Rapid solidification of undercooled FeCoNiCu multi-principal element alloy: Mechanical and tribological properties

Abstract

A FeCoNiCu multi-principal element alloy (MPEA) was undercooled and its microstructures, mechanical and tribological performance were investigated for different solidification conditions. All the microstructures were consisted of two phases, i.e., the primary Cu-depleted phase and the secondary Cu-rich phase. With the increase of undercooling, a transition of the primary phase from coarse dendrites to fine equiaxed grains happened and the volume fraction of the secondary phase decreased considerably. The primary phase was supersaturated by Cu at high undercooling and segregation of Cu was inhibited considerably by rapid solidification.
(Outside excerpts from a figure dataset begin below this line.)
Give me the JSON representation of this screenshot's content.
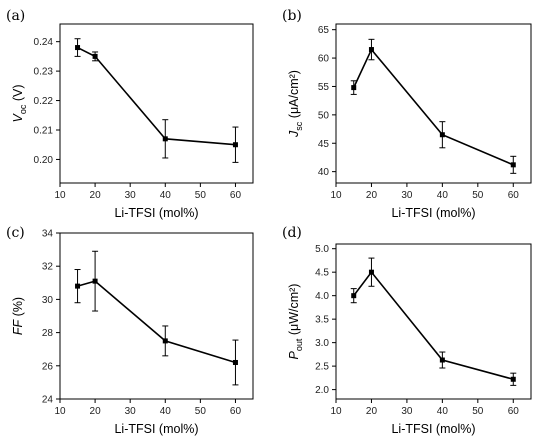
{
  "chart_data": [
    {
      "panel": "(a)",
      "type": "line",
      "xlabel": "Li-TFSI (mol%)",
      "ylabel_main": "V",
      "ylabel_sub": "oc",
      "ylabel_unit": " (V)",
      "x": [
        15,
        20,
        40,
        60
      ],
      "values": [
        0.238,
        0.235,
        0.207,
        0.205
      ],
      "errors": [
        0.003,
        0.0015,
        0.0065,
        0.006
      ],
      "xlim": [
        10,
        65
      ],
      "ylim": [
        0.192,
        0.246
      ],
      "xticks": [
        "10",
        "20",
        "30",
        "40",
        "50",
        "60"
      ],
      "xtick_values": [
        10,
        20,
        30,
        40,
        50,
        60
      ],
      "yticks": [
        "0.20",
        "0.21",
        "0.22",
        "0.23",
        "0.24"
      ],
      "ytick_values": [
        0.2,
        0.21,
        0.22,
        0.23,
        0.24
      ]
    },
    {
      "panel": "(b)",
      "type": "line",
      "xlabel": "Li-TFSI (mol%)",
      "ylabel_main": "J",
      "ylabel_sub": "sc",
      "ylabel_unit": " (μA/cm²)",
      "x": [
        15,
        20,
        40,
        60
      ],
      "values": [
        54.8,
        61.5,
        46.5,
        41.2
      ],
      "errors": [
        1.2,
        1.8,
        2.3,
        1.5
      ],
      "xlim": [
        10,
        65
      ],
      "ylim": [
        38,
        66
      ],
      "xticks": [
        "10",
        "20",
        "30",
        "40",
        "50",
        "60"
      ],
      "xtick_values": [
        10,
        20,
        30,
        40,
        50,
        60
      ],
      "yticks": [
        "40",
        "45",
        "50",
        "55",
        "60",
        "65"
      ],
      "ytick_values": [
        40,
        45,
        50,
        55,
        60,
        65
      ]
    },
    {
      "panel": "(c)",
      "type": "line",
      "xlabel": "Li-TFSI (mol%)",
      "ylabel_main": "FF",
      "ylabel_sub": "",
      "ylabel_unit": " (%)",
      "x": [
        15,
        20,
        40,
        60
      ],
      "values": [
        30.8,
        31.1,
        27.5,
        26.2
      ],
      "errors": [
        1.0,
        1.8,
        0.9,
        1.35
      ],
      "xlim": [
        10,
        65
      ],
      "ylim": [
        24,
        34
      ],
      "xticks": [
        "10",
        "20",
        "30",
        "40",
        "50",
        "60"
      ],
      "xtick_values": [
        10,
        20,
        30,
        40,
        50,
        60
      ],
      "yticks": [
        "24",
        "26",
        "28",
        "30",
        "32",
        "34"
      ],
      "ytick_values": [
        24,
        26,
        28,
        30,
        32,
        34
      ]
    },
    {
      "panel": "(d)",
      "type": "line",
      "xlabel": "Li-TFSI (mol%)",
      "ylabel_main": "P",
      "ylabel_sub": "out",
      "ylabel_unit": " (μW/cm²)",
      "x": [
        15,
        20,
        40,
        60
      ],
      "values": [
        4.0,
        4.5,
        2.63,
        2.22
      ],
      "errors": [
        0.15,
        0.3,
        0.17,
        0.13
      ],
      "xlim": [
        10,
        65
      ],
      "ylim": [
        1.8,
        5.1
      ],
      "xticks": [
        "10",
        "20",
        "30",
        "40",
        "50",
        "60"
      ],
      "xtick_values": [
        10,
        20,
        30,
        40,
        50,
        60
      ],
      "yticks": [
        "2.0",
        "2.5",
        "3.0",
        "3.5",
        "4.0",
        "4.5",
        "5.0"
      ],
      "ytick_values": [
        2.0,
        2.5,
        3.0,
        3.5,
        4.0,
        4.5,
        5.0
      ]
    }
  ]
}
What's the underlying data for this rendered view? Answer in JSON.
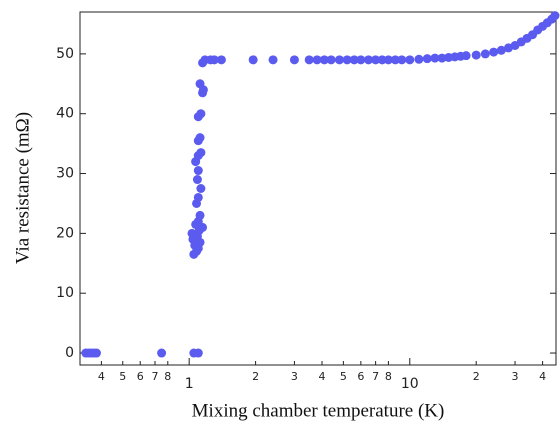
{
  "chart_data": {
    "type": "scatter",
    "xlabel": "Mixing chamber temperature (K)",
    "ylabel": "Via resistance (mΩ)",
    "color": "#5b5bef",
    "xscale": "log",
    "xlim": [
      0.32,
      46
    ],
    "ylim": [
      -2,
      57
    ],
    "xticks": [
      {
        "value": 0.4,
        "label": "4"
      },
      {
        "value": 0.5,
        "label": "5"
      },
      {
        "value": 0.6,
        "label": "6"
      },
      {
        "value": 0.7,
        "label": "7"
      },
      {
        "value": 0.8,
        "label": "8"
      },
      1,
      2,
      3,
      4,
      5,
      6,
      7,
      8,
      10,
      {
        "value": 20,
        "label": "2"
      },
      {
        "value": 30,
        "label": "3"
      },
      {
        "value": 40,
        "label": "4"
      }
    ],
    "yticks": [
      0,
      10,
      20,
      30,
      40,
      50
    ],
    "x": [
      0.34,
      0.35,
      0.36,
      0.37,
      0.38,
      0.75,
      1.05,
      1.1,
      1.05,
      1.08,
      1.1,
      1.06,
      1.12,
      1.04,
      1.09,
      1.03,
      1.11,
      1.15,
      1.07,
      1.1,
      1.12,
      1.08,
      1.1,
      1.13,
      1.09,
      1.1,
      1.07,
      1.1,
      1.13,
      1.1,
      1.12,
      1.1,
      1.13,
      1.15,
      1.12,
      1.16,
      1.15,
      1.18,
      1.25,
      1.3,
      1.4,
      1.95,
      2.4,
      3,
      3.5,
      3.8,
      4.1,
      4.4,
      4.8,
      5.2,
      5.6,
      6,
      6.5,
      7,
      7.5,
      8,
      8.6,
      9.2,
      10,
      11,
      12,
      13,
      14,
      15,
      16,
      17,
      18,
      20,
      22,
      24,
      26,
      28,
      30,
      32,
      34,
      36,
      38,
      40,
      42,
      44,
      45.5
    ],
    "y": [
      0,
      0,
      0,
      0,
      0,
      0,
      0,
      0,
      16.5,
      17,
      17.5,
      18,
      18.5,
      19,
      19.5,
      20,
      20.5,
      21,
      21.5,
      22,
      23,
      25,
      26,
      27.5,
      29,
      30.5,
      32,
      33,
      33.5,
      35.5,
      36,
      39.5,
      40,
      43.5,
      45,
      44,
      48.5,
      49,
      49,
      49,
      49,
      49,
      49,
      49,
      49,
      49,
      49,
      49,
      49,
      49,
      49,
      49,
      49,
      49,
      49,
      49,
      49,
      49,
      49,
      49.1,
      49.2,
      49.3,
      49.3,
      49.4,
      49.5,
      49.6,
      49.7,
      49.8,
      50,
      50.3,
      50.6,
      51,
      51.4,
      52,
      52.6,
      53.2,
      54,
      54.6,
      55.2,
      55.8,
      56.4
    ]
  }
}
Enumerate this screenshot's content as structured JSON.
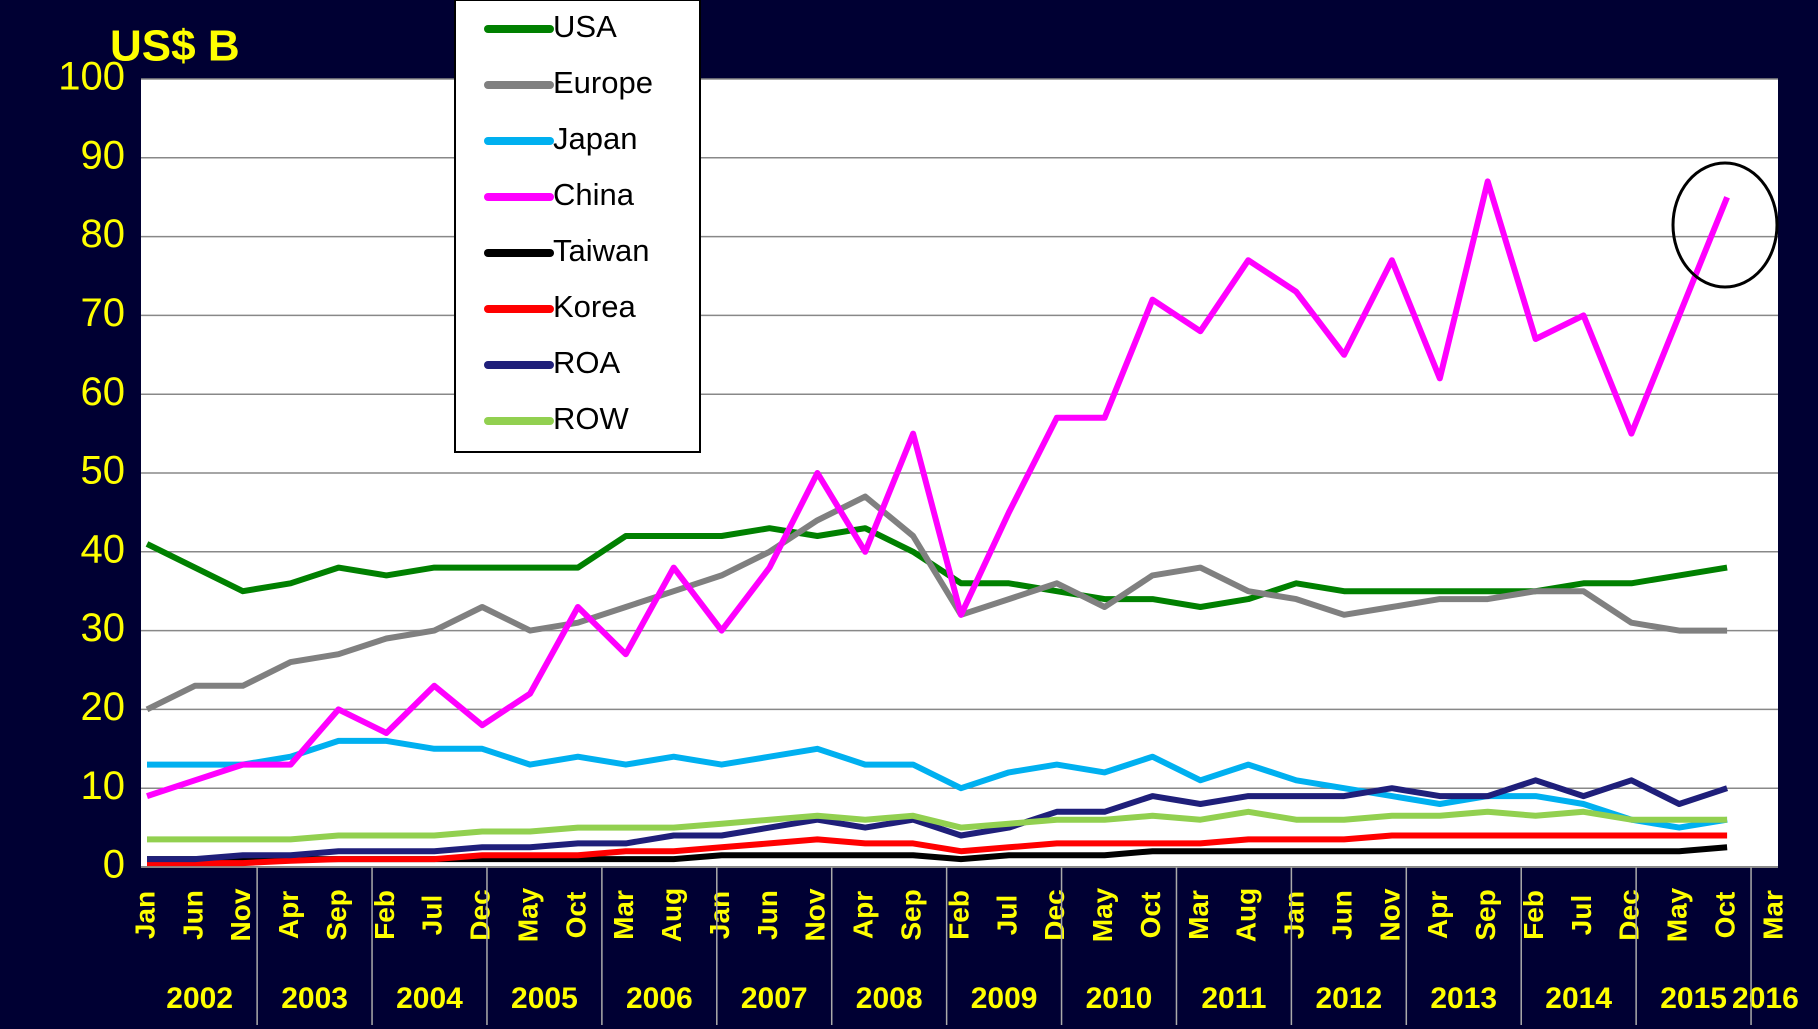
{
  "chart_data": {
    "type": "line",
    "title": "US$ B",
    "categories": [
      "Jan",
      "Jun",
      "Nov",
      "Apr",
      "Sep",
      "Feb",
      "Jul",
      "Dec",
      "May",
      "Oct",
      "Mar",
      "Aug",
      "Jan",
      "Jun",
      "Nov",
      "Apr",
      "Sep",
      "Feb",
      "Jul",
      "Dec",
      "May",
      "Oct",
      "Mar",
      "Aug",
      "Jan",
      "Jun",
      "Nov",
      "Apr",
      "Sep",
      "Feb",
      "Jul",
      "Dec",
      "May",
      "Oct",
      "Mar"
    ],
    "years": [
      "2002",
      "2003",
      "2004",
      "2005",
      "2006",
      "2007",
      "2008",
      "2009",
      "2010",
      "2011",
      "2012",
      "2013",
      "2014",
      "2015",
      "2016"
    ],
    "ylim": [
      0,
      100
    ],
    "yticks": [
      0,
      10,
      20,
      30,
      40,
      50,
      60,
      70,
      80,
      90,
      100
    ],
    "grid": true,
    "series": [
      {
        "name": "USA",
        "color": "#008000",
        "values": [
          41,
          38,
          35,
          36,
          38,
          37,
          38,
          38,
          38,
          38,
          42,
          42,
          42,
          43,
          42,
          43,
          40,
          36,
          36,
          35,
          34,
          34,
          33,
          34,
          36,
          35,
          35,
          35,
          35,
          35,
          36,
          36,
          37,
          38,
          null
        ]
      },
      {
        "name": "Europe",
        "color": "#808080",
        "values": [
          20,
          23,
          23,
          26,
          27,
          29,
          30,
          33,
          30,
          31,
          33,
          35,
          37,
          40,
          44,
          47,
          42,
          32,
          34,
          36,
          33,
          37,
          38,
          35,
          34,
          32,
          33,
          34,
          34,
          35,
          35,
          31,
          30,
          30,
          null
        ]
      },
      {
        "name": "Japan",
        "color": "#00b0f0",
        "values": [
          13,
          13,
          13,
          14,
          16,
          16,
          15,
          15,
          13,
          14,
          13,
          14,
          13,
          14,
          15,
          13,
          13,
          10,
          12,
          13,
          12,
          14,
          11,
          13,
          11,
          10,
          9,
          8,
          9,
          9,
          8,
          6,
          5,
          6,
          null
        ]
      },
      {
        "name": "China",
        "color": "#ff00ff",
        "values": [
          9,
          11,
          13,
          13,
          20,
          17,
          23,
          18,
          22,
          33,
          27,
          38,
          30,
          38,
          50,
          40,
          55,
          32,
          45,
          57,
          57,
          72,
          68,
          77,
          73,
          65,
          77,
          62,
          87,
          67,
          70,
          55,
          70,
          85,
          null
        ]
      },
      {
        "name": "Taiwan",
        "color": "#000000",
        "values": [
          1,
          1,
          1,
          1,
          1,
          1,
          1,
          1,
          1,
          1,
          1,
          1,
          1.5,
          1.5,
          1.5,
          1.5,
          1.5,
          1,
          1.5,
          1.5,
          1.5,
          2,
          2,
          2,
          2,
          2,
          2,
          2,
          2,
          2,
          2,
          2,
          2,
          2.5,
          null
        ]
      },
      {
        "name": "Korea",
        "color": "#ff0000",
        "values": [
          0.5,
          0.5,
          0.5,
          0.8,
          1,
          1,
          1,
          1.5,
          1.5,
          1.5,
          2,
          2,
          2.5,
          3,
          3.5,
          3,
          3,
          2,
          2.5,
          3,
          3,
          3,
          3,
          3.5,
          3.5,
          3.5,
          4,
          4,
          4,
          4,
          4,
          4,
          4,
          4,
          null
        ]
      },
      {
        "name": "ROA",
        "color": "#1f1f7a",
        "values": [
          1,
          1,
          1.5,
          1.5,
          2,
          2,
          2,
          2.5,
          2.5,
          3,
          3,
          4,
          4,
          5,
          6,
          5,
          6,
          4,
          5,
          7,
          7,
          9,
          8,
          9,
          9,
          9,
          10,
          9,
          9,
          11,
          9,
          11,
          8,
          10,
          null
        ]
      },
      {
        "name": "ROW",
        "color": "#92d050",
        "values": [
          3.5,
          3.5,
          3.5,
          3.5,
          4,
          4,
          4,
          4.5,
          4.5,
          5,
          5,
          5,
          5.5,
          6,
          6.5,
          6,
          6.5,
          5,
          5.5,
          6,
          6,
          6.5,
          6,
          7,
          6,
          6,
          6.5,
          6.5,
          7,
          6.5,
          7,
          6,
          6,
          6,
          null
        ]
      }
    ]
  }
}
Consequently, the hardness and yield strength were improved remarkably due to grain refinement strengthening and solution strengthening, and the wear volume was decreased significantly due to both improved mechanical properties and oxidation induced by friction. For the largest undercooling obtained in this study, (i.e., ΔT = 226 K), the yield strength was increased by about 50% and the wear volume was decreased by about 45% as compared with the as-cast case. The current work shows rapid solidification could be an effective way to modulate both mechanical and tribological properties of MPEAs and hence is helpful for their potential applications as engineering materials.